Anyone unfamiliar with this Lower East Side (Manhattan, NYC) mob of miscreants might well ascertain all they need to know by taking a look (and a sniff) at the cover of an early single that came spattered in (very real) pig’s blood. All of those left in the room after first exposure will no doubt revel in the sternum-crushing rhythms and bewildering sample overload emanating from the speakers-and give extra points for the luridly anti-authority (heck, anti-everything) slogans that lead snarler Tod Ashley lobs into the mix.

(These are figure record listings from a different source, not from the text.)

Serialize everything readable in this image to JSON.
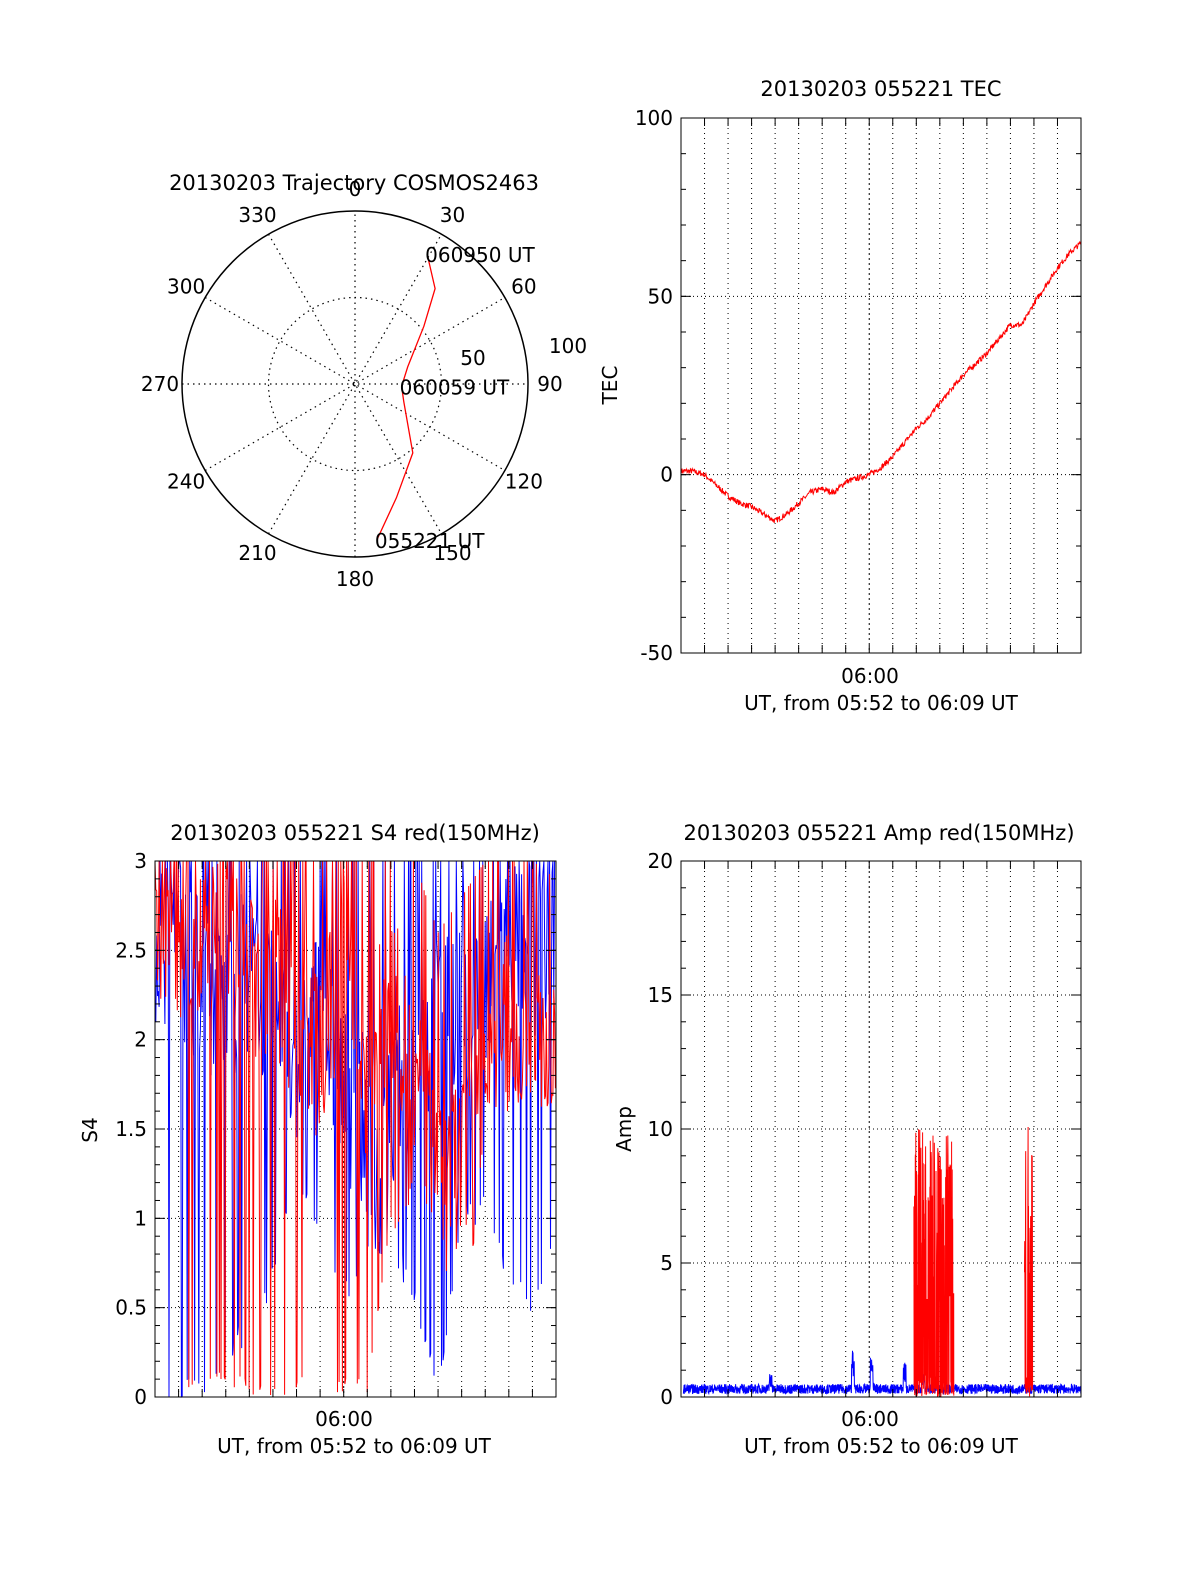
{
  "colors": {
    "red": "#ff0000",
    "blue": "#0000ff",
    "axis": "#000000",
    "grid": "#000000"
  },
  "polar": {
    "title": "20130203 Trajectory COSMOS2463",
    "azimuth_labels": [
      "0",
      "30",
      "60",
      "90",
      "120",
      "150",
      "180",
      "210",
      "240",
      "270",
      "300",
      "330"
    ],
    "radius_labels": [
      "50",
      "100"
    ],
    "chart_data": {
      "type": "scatter",
      "coordinate": "polar",
      "angle_unit": "deg azimuth, clockwise from north",
      "radius_meaning": "zenith angle (deg)",
      "r_max": 100,
      "r_grid": [
        50,
        100
      ],
      "series": [
        {
          "color": "#ff0000",
          "points": [
            {
              "az": 172,
              "r": 91
            },
            {
              "az": 160,
              "r": 70
            },
            {
              "az": 140,
              "r": 52
            },
            {
              "az": 110,
              "r": 30
            },
            {
              "az": 93,
              "r": 27
            },
            {
              "az": 72,
              "r": 32
            },
            {
              "az": 50,
              "r": 52
            },
            {
              "az": 40,
              "r": 72
            },
            {
              "az": 29,
              "r": 86
            }
          ]
        }
      ],
      "annotations": [
        {
          "text": "060950 UT",
          "az": 29,
          "r": 86
        },
        {
          "text": "060059 UT",
          "az": 93,
          "r": 27
        },
        {
          "text": "055221 UT",
          "az": 172,
          "r": 91
        }
      ]
    }
  },
  "tec": {
    "title": "20130203 055221 TEC",
    "ylabel": "TEC",
    "xtick_label": "06:00",
    "xlabel": "UT, from 05:52 to 06:09 UT",
    "chart_data": {
      "type": "line",
      "x_unit": "minutes after 05:52 UT",
      "xlim": [
        0,
        17
      ],
      "ylim": [
        -50,
        100
      ],
      "yticks": [
        -50,
        0,
        50,
        100
      ],
      "series": [
        {
          "color": "#ff0000",
          "x": [
            0,
            0.5,
            1,
            1.5,
            2,
            2.5,
            3,
            3.5,
            4,
            4.5,
            5,
            5.5,
            6,
            6.5,
            7,
            7.5,
            8,
            8.5,
            9,
            9.5,
            10,
            10.5,
            11,
            11.5,
            12,
            12.5,
            13,
            13.5,
            14,
            14.5,
            15,
            15.5,
            16,
            16.5,
            17
          ],
          "y": [
            1,
            1,
            0,
            -3,
            -6,
            -8,
            -9,
            -11,
            -13,
            -11,
            -8,
            -5,
            -4,
            -5,
            -2,
            -1,
            0,
            2,
            5,
            9,
            13,
            16,
            20,
            24,
            28,
            31,
            34,
            38,
            42,
            42,
            48,
            53,
            58,
            62,
            65
          ]
        }
      ]
    }
  },
  "s4": {
    "title": "20130203 055221 S4 red(150MHz)",
    "ylabel": "S4",
    "xtick_label": "06:00",
    "xlabel": "UT, from 05:52 to 06:09 UT",
    "chart_data": {
      "type": "line",
      "x_unit": "minutes after 05:52 UT",
      "xlim": [
        0,
        17
      ],
      "ylim": [
        0,
        3
      ],
      "yticks": [
        0,
        0.5,
        1,
        1.5,
        2,
        2.5,
        3
      ],
      "series": [
        {
          "color": "#0000ff",
          "x": [
            0,
            1,
            2,
            3,
            4,
            5,
            6,
            7,
            8,
            9,
            10,
            11,
            12,
            13,
            14,
            15,
            16,
            17
          ],
          "y": [
            2.6,
            2.5,
            2.3,
            2.2,
            2.4,
            2.1,
            1.9,
            2.2,
            1.7,
            1.5,
            1.6,
            1.9,
            2.1,
            2.3,
            2.2,
            2.6,
            2.5,
            2.7
          ],
          "min": [
            0,
            0,
            0,
            0.2,
            0.3,
            0.6,
            1.2,
            0.8,
            0.5,
            0.7,
            0.8,
            0.5,
            0,
            0.9,
            1.0,
            0.6,
            0.4,
            0.8
          ],
          "max": [
            3,
            3,
            3,
            3,
            3,
            3,
            3,
            3,
            3,
            3,
            3,
            3,
            3,
            3,
            3,
            3,
            3,
            3
          ]
        },
        {
          "color": "#ff0000",
          "x": [
            0,
            1,
            2,
            3,
            4,
            5,
            6,
            7,
            8,
            9,
            10,
            11,
            12,
            13,
            14,
            15,
            16,
            17
          ],
          "y": [
            2.7,
            2.4,
            2.5,
            2.6,
            2.3,
            2.4,
            2.0,
            1.9,
            2.4,
            1.8,
            2.3,
            1.7,
            1.4,
            1.3,
            2.0,
            2.1,
            2.2,
            1.8
          ],
          "min": [
            0,
            0,
            0,
            0,
            0,
            0,
            0,
            0,
            0,
            0,
            0.9,
            1.1,
            1.0,
            0,
            1.5,
            1.6,
            1.7,
            1.5
          ],
          "max": [
            3,
            3,
            3,
            3,
            3,
            3,
            3,
            3,
            3,
            3,
            3,
            3,
            2.6,
            2.8,
            3,
            3,
            3,
            2.9
          ]
        }
      ]
    }
  },
  "amp": {
    "title": "20130203 055221 Amp red(150MHz)",
    "ylabel": "Amp",
    "xtick_label": "06:00",
    "xlabel": "UT, from 05:52 to 06:09 UT",
    "chart_data": {
      "type": "line",
      "x_unit": "minutes after 05:52 UT",
      "xlim": [
        0,
        17
      ],
      "ylim": [
        0,
        20
      ],
      "yticks": [
        0,
        5,
        10,
        15,
        20
      ],
      "series": [
        {
          "color": "#0000ff",
          "baseline": 0.4,
          "spikes": [
            {
              "x": 3.8,
              "y": 0.9
            },
            {
              "x": 7.3,
              "y": 1.8
            },
            {
              "x": 8.1,
              "y": 1.5
            },
            {
              "x": 9.5,
              "y": 1.3
            },
            {
              "x": 10.3,
              "y": 1.0
            }
          ]
        },
        {
          "color": "#ff0000",
          "bursts": [
            {
              "x0": 9.9,
              "x1": 11.6,
              "peak": 10.0
            },
            {
              "x0": 14.6,
              "x1": 14.95,
              "peak": 10.2
            }
          ]
        }
      ]
    }
  }
}
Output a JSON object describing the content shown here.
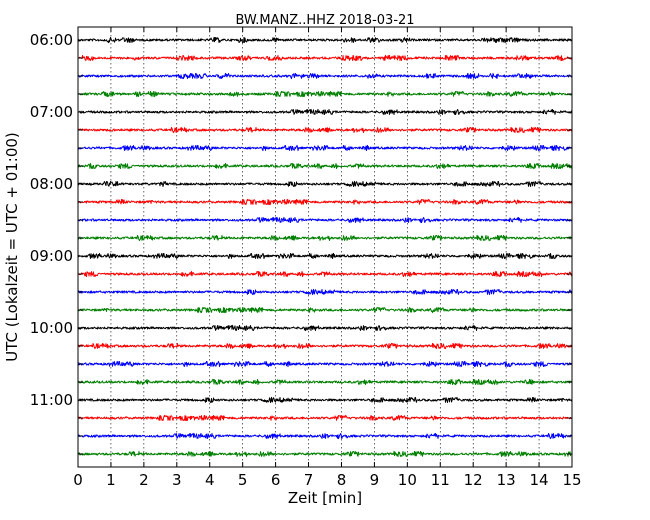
{
  "chart_data": {
    "type": "line",
    "title": "BW.MANZ..HHZ 2018-03-21",
    "xlabel": "Zeit  [min]",
    "ylabel": "UTC (Lokalzeit = UTC + 01:00)",
    "xlim": [
      0,
      15
    ],
    "x_ticks": [
      "0",
      "1",
      "2",
      "3",
      "4",
      "5",
      "6",
      "7",
      "8",
      "9",
      "10",
      "11",
      "12",
      "13",
      "14",
      "15"
    ],
    "y_tick_labels": [
      "06:00",
      "07:00",
      "08:00",
      "09:00",
      "10:00",
      "11:00"
    ],
    "trace_interval_min": 15,
    "trace_count": 24,
    "trace_colors": [
      "#000000",
      "#ff0000",
      "#0000ff",
      "#008000"
    ],
    "grid": "vertical dotted",
    "series": [
      {
        "start": "06:00",
        "color": "#000000"
      },
      {
        "start": "06:15",
        "color": "#ff0000"
      },
      {
        "start": "06:30",
        "color": "#0000ff"
      },
      {
        "start": "06:45",
        "color": "#008000"
      },
      {
        "start": "07:00",
        "color": "#000000"
      },
      {
        "start": "07:15",
        "color": "#ff0000"
      },
      {
        "start": "07:30",
        "color": "#0000ff"
      },
      {
        "start": "07:45",
        "color": "#008000"
      },
      {
        "start": "08:00",
        "color": "#000000"
      },
      {
        "start": "08:15",
        "color": "#ff0000"
      },
      {
        "start": "08:30",
        "color": "#0000ff"
      },
      {
        "start": "08:45",
        "color": "#008000"
      },
      {
        "start": "09:00",
        "color": "#000000"
      },
      {
        "start": "09:15",
        "color": "#ff0000"
      },
      {
        "start": "09:30",
        "color": "#0000ff"
      },
      {
        "start": "09:45",
        "color": "#008000"
      },
      {
        "start": "10:00",
        "color": "#000000"
      },
      {
        "start": "10:15",
        "color": "#ff0000"
      },
      {
        "start": "10:30",
        "color": "#0000ff"
      },
      {
        "start": "10:45",
        "color": "#008000"
      },
      {
        "start": "11:00",
        "color": "#000000"
      },
      {
        "start": "11:15",
        "color": "#ff0000"
      },
      {
        "start": "11:30",
        "color": "#0000ff"
      },
      {
        "start": "11:45",
        "color": "#008000"
      }
    ]
  }
}
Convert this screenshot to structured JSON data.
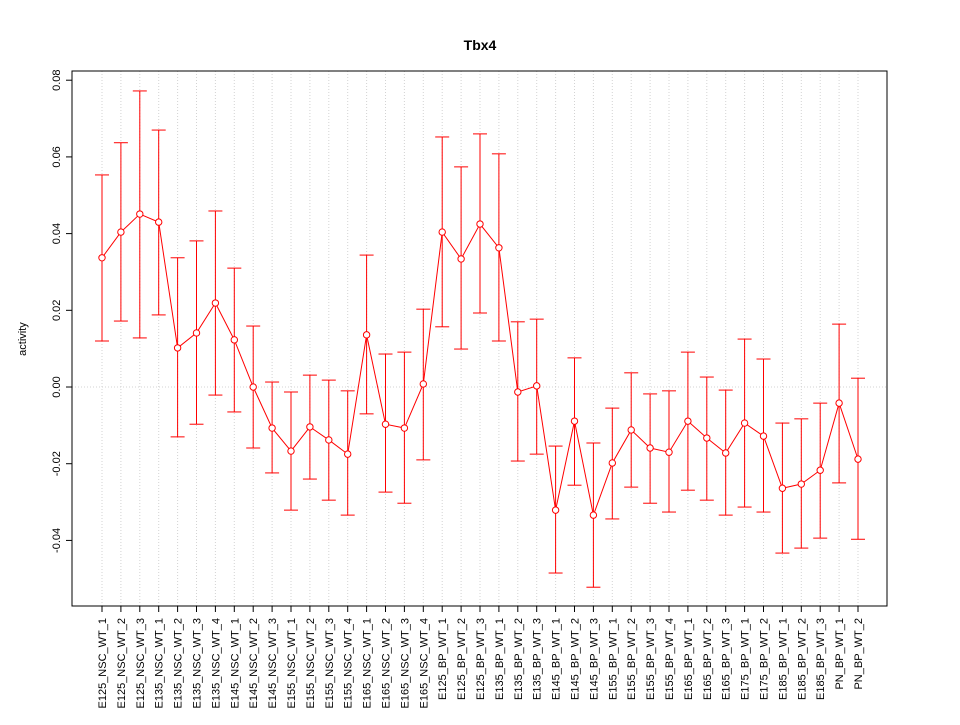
{
  "chart_data": {
    "type": "line",
    "title": "Tbx4",
    "xlabel": "",
    "ylabel": "activity",
    "ylim": [
      -0.0571,
      0.0824
    ],
    "yticks": [
      -0.04,
      -0.02,
      0.0,
      0.02,
      0.04,
      0.06,
      0.08
    ],
    "ytick_labels": [
      "-0.04",
      "-0.02",
      "0.00",
      "0.02",
      "0.04",
      "0.06",
      "0.08"
    ],
    "grid": "dotted vertical at each category, dotted horizontal at 0",
    "color": "#ff0000",
    "categories": [
      "E125_NSC_WT_1",
      "E125_NSC_WT_2",
      "E125_NSC_WT_3",
      "E135_NSC_WT_1",
      "E135_NSC_WT_2",
      "E135_NSC_WT_3",
      "E135_NSC_WT_4",
      "E145_NSC_WT_1",
      "E145_NSC_WT_2",
      "E145_NSC_WT_3",
      "E155_NSC_WT_1",
      "E155_NSC_WT_2",
      "E155_NSC_WT_3",
      "E155_NSC_WT_4",
      "E165_NSC_WT_1",
      "E165_NSC_WT_2",
      "E165_NSC_WT_3",
      "E165_NSC_WT_4",
      "E125_BP_WT_1",
      "E125_BP_WT_2",
      "E125_BP_WT_3",
      "E135_BP_WT_1",
      "E135_BP_WT_2",
      "E135_BP_WT_3",
      "E145_BP_WT_1",
      "E145_BP_WT_2",
      "E145_BP_WT_3",
      "E155_BP_WT_1",
      "E155_BP_WT_2",
      "E155_BP_WT_3",
      "E155_BP_WT_4",
      "E165_BP_WT_1",
      "E165_BP_WT_2",
      "E165_BP_WT_3",
      "E175_BP_WT_1",
      "E175_BP_WT_2",
      "E185_BP_WT_1",
      "E185_BP_WT_2",
      "E185_BP_WT_3",
      "PN_BP_WT_1",
      "PN_BP_WT_2"
    ],
    "values": [
      0.0337,
      0.0404,
      0.0451,
      0.043,
      0.0102,
      0.0141,
      0.0219,
      0.0123,
      0.0,
      -0.0107,
      -0.0167,
      -0.0104,
      -0.0138,
      -0.0175,
      0.0136,
      -0.0097,
      -0.0107,
      0.0008,
      0.0404,
      0.0334,
      0.0425,
      0.0363,
      -0.0013,
      0.0003,
      -0.0321,
      -0.0089,
      -0.0334,
      -0.0198,
      -0.0112,
      -0.0159,
      -0.017,
      -0.0089,
      -0.0133,
      -0.0172,
      -0.0094,
      -0.0128,
      -0.0264,
      -0.0253,
      -0.0217,
      -0.0042,
      -0.0188
    ],
    "upper": [
      0.0553,
      0.0637,
      0.0772,
      0.067,
      0.0337,
      0.0381,
      0.0459,
      0.031,
      0.0159,
      0.0013,
      -0.0013,
      0.0031,
      0.0018,
      -0.001,
      0.0344,
      0.0086,
      0.0091,
      0.0203,
      0.0652,
      0.0574,
      0.066,
      0.0608,
      0.017,
      0.0177,
      -0.0154,
      0.0076,
      -0.0146,
      -0.0055,
      0.0037,
      -0.0018,
      -0.001,
      0.0091,
      0.0026,
      -0.0008,
      0.0125,
      0.0073,
      -0.0094,
      -0.0083,
      -0.0042,
      0.0164,
      0.0023
    ],
    "lower": [
      0.012,
      0.0172,
      0.0128,
      0.0188,
      -0.013,
      -0.0097,
      -0.0021,
      -0.0065,
      -0.0159,
      -0.0224,
      -0.0321,
      -0.024,
      -0.0295,
      -0.0334,
      -0.007,
      -0.0274,
      -0.0303,
      -0.019,
      0.0157,
      0.0099,
      0.0193,
      0.012,
      -0.0193,
      -0.0175,
      -0.0485,
      -0.0256,
      -0.0522,
      -0.0344,
      -0.0261,
      -0.0303,
      -0.0326,
      -0.0269,
      -0.0295,
      -0.0334,
      -0.0313,
      -0.0326,
      -0.0433,
      -0.042,
      -0.0394,
      -0.025,
      -0.0397
    ]
  }
}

Calculatingly deconstructing rock’n’roll in a manner spiritually akin to Pussy Galore (whose Jon Spencer briefly played metal percussion in the band Shithaus with Cop’s Tod A.) if sonically opposite (CSC uses two basses and no guitar), Cop Shoot Cop shared the same taste for indulging in pain, filth, disillusion and discontent. Unfortunately, that stance reduced their otherwise potent strain of subversive diversion to a cliché of sorts. Rarely did they achieve the serrated poetry of decadence skirted most prominently these days by Nick Cave and Henry Rollins (after Burroughs and Bukowski), more often settling for a showoff revelry of attitude easily pegged as Little Black.
Cop Shoot Cop formed out of the ashes of noisemasters Dig Dat Hole and exceedingly confrontational junk-blues potentates Black Snakes (a band that counted among its members transgressive filmmaker Richard Kern). The quartet wasted no time establishing a reputation for sonic fuckery through use of sheet-metal percussion and guitar disavowal (Ashley and Jack Natz both play bass, with the former taking credit for “high end” version of the instrument). The early self-released EPs move with a decidedly mechanical grind, but sidestep industrial pigeonholing thanks to the inventive found-sound sampling of “Cripple” Jim Filer. The wall-of-noise sampling, odd stuttered timings and belligerent anti-structures illustrate a conceptual ambition underscored by such psychotic psychedelic sound collages as “Disconnected 666,” somewhat less structurally/sonically intricate than Pere Ubu’s “Sentimental Journey” but drawn from the same dark core of industrial paranoia. Harking back in some ways to the days of New York no wave, Cop Shoot Cop score three toes idiot, seven toes savant on Piece Man — an improvement over Headkick Facsimile‘s ratio of five to five.
Consumer Revolt (which disappeared almost instantly after its initial release on a flimsy Long Island indie) finds Ashley formulating a barbed, whipsmart perspective on American society, accented by fractured backing tracks that always manage to fall away when the frontman is about to deliver his punchline. Black humor beats black metal any day.
Passing judgments like “Injustice is never an accident/Repression is only a state of mind” (“Traitor/Martyr”) on the shapely, song-strong White Noise suggest that there is a moral gyroscope to all this. Still, Ashley saves his best lines for the usual topics: “Corporate Protopop” (foreshadowing an obsession that would get further consideration on the next release) promises “Your needs are our main concern” and urges consumers to “nurture your desires…cultivate your desires…let them grow and flower into the blossom that is greed.”
In characteristic fashion, Suck City steamrolls anyone who’d cry “major-label sellout” by shamelessly presenting the four-song EP as just that: A sleeve line even suggests that buyers should “file under ’90s nostalgia.” Although most of the material is subdued, almost funereal, the title track swings with an exaggerated swagger as Ashley unravels a self-mocking, post-“Truckin’ ” bio (“We’ll be history by 34 / There’s always the reunion tour…suck city, here we come”) that should put the tired genre to rest once and for all. The ensuing Ask Questions Later maintains that acrimony, wrapping Ashley’s ever-virulent neo-anarchist rhetoric (which proves particularly potent on “$10 Bill” and “Got No Soul”) in elaborate arrangements that employ a three-man horn section keyed by trombonist David Ouimet.
For Release, the band broke with (or caved in to) tradition by adding a guitarist, Steve McMillen, even though the still-bass-heavy sound of songs like “Interference” and the Mancini-on-methadone “Last Legs” indicates they don’t seem to have found a lot for him to do. Nevertheless, the crisper overall sound and scrupulous inclusion of previously superfluous frills like easy hooks and singalong choruses (“It Only Hurts When I Breathe” strives oh-so-hard for anthemic status) paint a picture of a band sneaking surreptitiously toward the mainstream.
After playing in a nascent version of Cop Shoot Cop, David Ouimet formed Motherhead Bug, a purposefully disconcerting industrial orchestra. On Zambodia, the free-flowing aggregation appears as a nine-piece, with three drummers, two string players and a horn trio carving out rough-hewn noisebursts. The instrumentation and Ouimet’s theatrical vocals lend a decadent grandeur to Weill-esque numbers like “Demon Erection” and “My Sweet Milstar.” It may be burlesque, but it’s still pretty scary stuff.